E quanto aos comandantes: "como vão mobilizar oficiais e suboficiais para esta força?", questiona, citando algumas funções que são necessárias como agentes de reconhecimento e membros da artilharia.
De facto, a mobilização decretada na quarta-feira mostra tanto o desejo de fortalecer a ofensiva quanto de compensar os pontos fracos.
"O exército russo está derrotado militarmente", mas "a Rússia tem mais profundidade estratégica e demográfica do que a Ucrânia. E pretende vencer 'pelo peso'", escreveu no Twitter o historiador militar francês Cédric Mas.
Há cerca de 15 anos, a Rússia reduziu o tempo de serviço militar para um ano e tentou criar um exército com 80% de profissionais. No entanto, a realidade está longe desses números.
De acordo com a lei russa, os recrutas não devem ser enviados para a frente de batalha. Mas o Estado-Maior forçou a assinar mais ou menos sob pressão contratos de recrutas que se tornaram soldados profissionais da noite para o dia, pelo menos no nível administrativo.
Os militares na reserva agora estão presos no país por ordem do Kremlin. "O decreto de Putin proíbe qualquer pessoa de sair", diz o historiador independente Chris Owen, para quem a mobilização busca "acabar com a erosão do exército russo", seja em termos de mortos, feridos ou desertores.
"Evidências fundamentadas mostram que a eficácia no combate cai rapidamente, entre 140 e 180 dias. Muitos hoje lutam há mais de 200 dias", acrescenta.
No campo militar do conflito, o anúncio de Putin gera mais dúvidas do que certezas, num contexto pesado: a cada dia que passa se aproxima o temido inverno.

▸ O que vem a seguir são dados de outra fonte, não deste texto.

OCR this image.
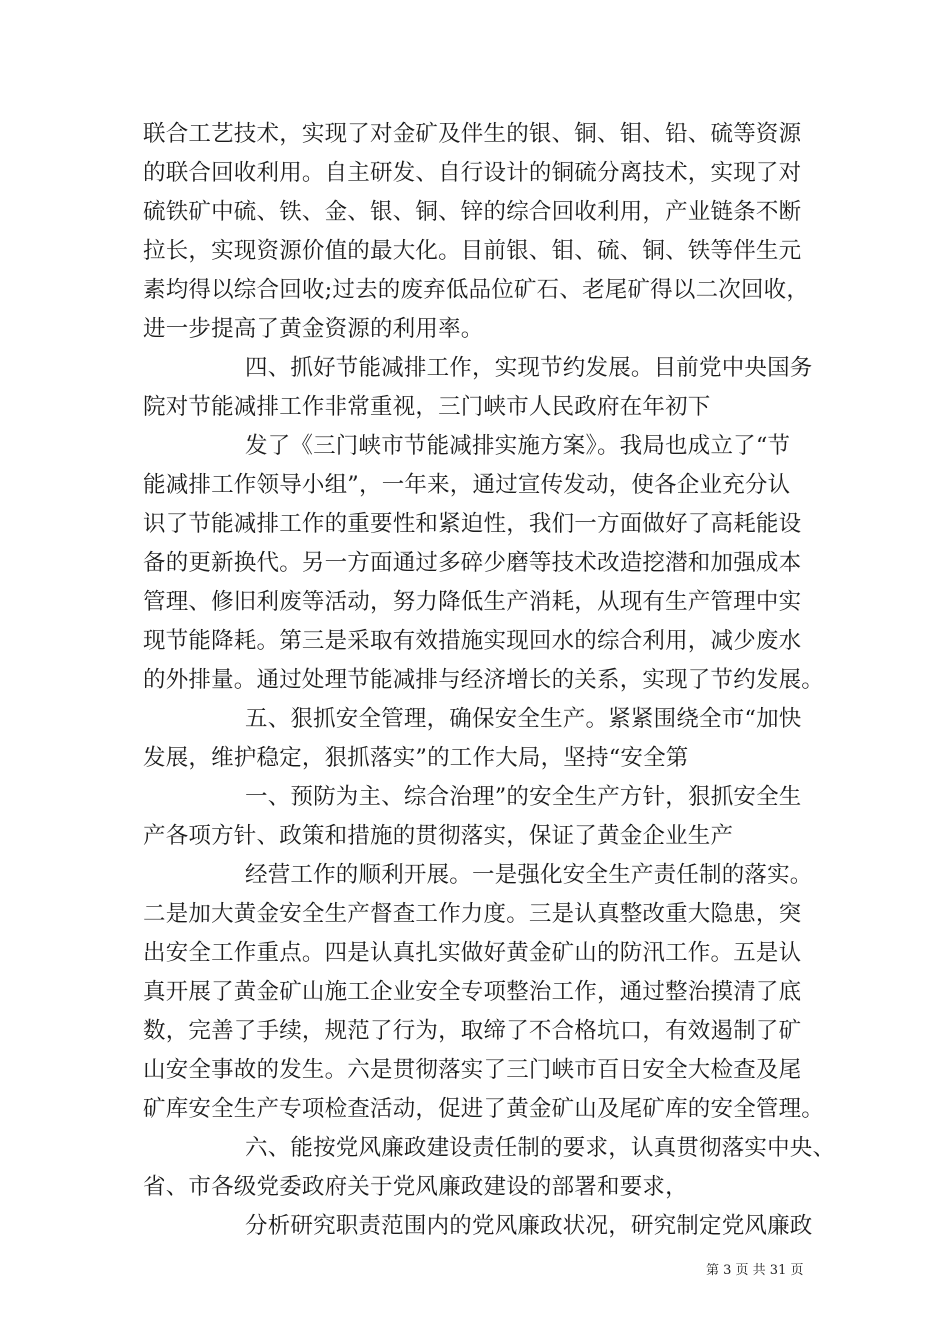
联合工艺技术，实现了对金矿及伴生的银、铜、钼、铅、硫等资源
的联合回收利用。自主研发、自行设计的铜硫分离技术，实现了对
硫铁矿中硫、铁、金、银、铜、锌的综合回收利用，产业链条不断
拉长，实现资源价值的最大化。目前银、钼、硫、铜、铁等伴生元
素均得以综合回收;过去的废弃低品位矿石、老尾矿得以二次回收，
进一步提高了黄金资源的利用率。
四、抓好节能减排工作，实现节约发展。目前党中央国务
院对节能减排工作非常重视，三门峡市人民政府在年初下
发了《三门峡市节能减排实施方案》。我局也成立了“节
能减排工作领导小组”，一年来，通过宣传发动，使各企业充分认
识了节能减排工作的重要性和紧迫性，我们一方面做好了高耗能设
备的更新换代。另一方面通过多碎少磨等技术改造挖潜和加强成本
管理、修旧利废等活动，努力降低生产消耗，从现有生产管理中实
现节能降耗。第三是采取有效措施实现回水的综合利用，减少废水
的外排量。通过处理节能减排与经济增长的关系，实现了节约发展。
五、狠抓安全管理，确保安全生产。紧紧围绕全市“加快
发展，维护稳定，狠抓落实”的工作大局，坚持“安全第
一、预防为主、综合治理”的安全生产方针，狠抓安全生
产各项方针、政策和措施的贯彻落实，保证了黄金企业生产
经营工作的顺利开展。一是强化安全生产责任制的落实。
二是加大黄金安全生产督查工作力度。三是认真整改重大隐患，突
出安全工作重点。四是认真扎实做好黄金矿山的防汛工作。五是认
真开展了黄金矿山施工企业安全专项整治工作，通过整治摸清了底
数，完善了手续，规范了行为，取缔了不合格坑口，有效遏制了矿
山安全事故的发生。六是贯彻落实了三门峡市百日安全大检查及尾
矿库安全生产专项检查活动，促进了黄金矿山及尾矿库的安全管理。
六、能按党风廉政建设责任制的要求，认真贯彻落实中央、
省、市各级党委政府关于党风廉政建设的部署和要求，
分析研究职责范围内的党风廉政状况，研究制定党风廉政
第 3 页 共 31 页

"As operações ofensivas vão desacelerar" progressivamente "até o degelo em fevereiro e março", estima Chris Owen. "Este não é um momento mau para rotações", diz o historiador, para quem Putin pode "reorganizar e descansar o seu exército exausto" durante o período de inverno.
Até lá, o exército ucraniano deve continuar com as contraofensivas no nordeste e sul do país que tem vindo a desenvolver nos últimos dias. "Os ucranianos têm uma possibilidade real de reconquistar território adicional nas próximas semanas no Donbass e no sul", crê Miller.
O Instituto para o Estudo da Guerra considera que o anúncio de mobilização parcial decretada pelo Presidente Vladimir Putin "dificilmente será capaz de resolver" no imediato os problemas russos na invasão da Ucrânia.
No seu mais recente relatório, o Instituto para o Estudo da Guerra (ISW, na sigla em inglês), um 'think tank' com sede em Washington, defende que a decisão do Kremlin de mobilizar reservistas "não vai gerar poder de combate russo útil, por vários meses"
"A mobilização parcial da Rússia, por isso, não privará a Ucrânia de libertar mais parcelas do seu território ocupado, durante o inverno", concluiu o documento do ISW.
Os analistas do instituto norte-americano recordam ainda que Putin, ao falar do "guarda-chuva nuclear russo", não o associou às áreas anexadas da Ucrânia, tal como não vinculou a mobilização de reservistas à anexação de território ucraniano.
Ou seja, para estes especialistas, o Presidente russo procurou evitar uma ligação explícita entre as ameaças nucleares e a intervenção militar na Ucrânia.
"Putin enquadrou os seus comentários sobre a possibilidade de uso de armas nucleares russas no contexto de eventuais ameaças ocidentais de usar armas nucleares contra a Rússia", conclui o relatório.
Na leitura do ISW, na sua comunicação ao país, "a linguagem de Putin não é diferente da política formal do Kremlin ou de declarações anteriores de autoridades russas", pelo que se desvaloriza o tom de ameaça utilizado pelo líder russo.
"O discurso de Putin não deve ser lido como uma ameaça explícita de que a Rússia usaria armas nucleares contra a Ucrânia se a Ucrânia continuar a contra-ofensiva contra os territórios ocupados após a anexação", pode ler-se no relatório.
A ofensiva militar lançada a 24 de fevereiro pela Rússia na Ucrânia causou já a fuga de mais de 13 milhões de pessoas - mais de seis milhões de deslocados internos e mais de 7,4 milhões para os países europeus -, de acordo com os mais recentes dados da ONU, que classifica esta crise de refugiados como a pior na Europa desde a Segunda Guerra Mundial (1939-1945).
A invasão russa - justificada pelo Presidente russo, Vladimir Putin, com a necessidade de "desnazificar" e desmilitarizar a Ucrânia para segurança da Rússia - foi condenada pela generalidade da comunidade internacional, que tem respondido com envio de armamento para a Ucrânia e imposição à Rússia de sanções políticas e económicas.
A ONU apresentou como confirmados desde o início da guerra 5.916 civis mortos e 8.616 feridos, sublinhando que estes números estão muito aquém dos reais.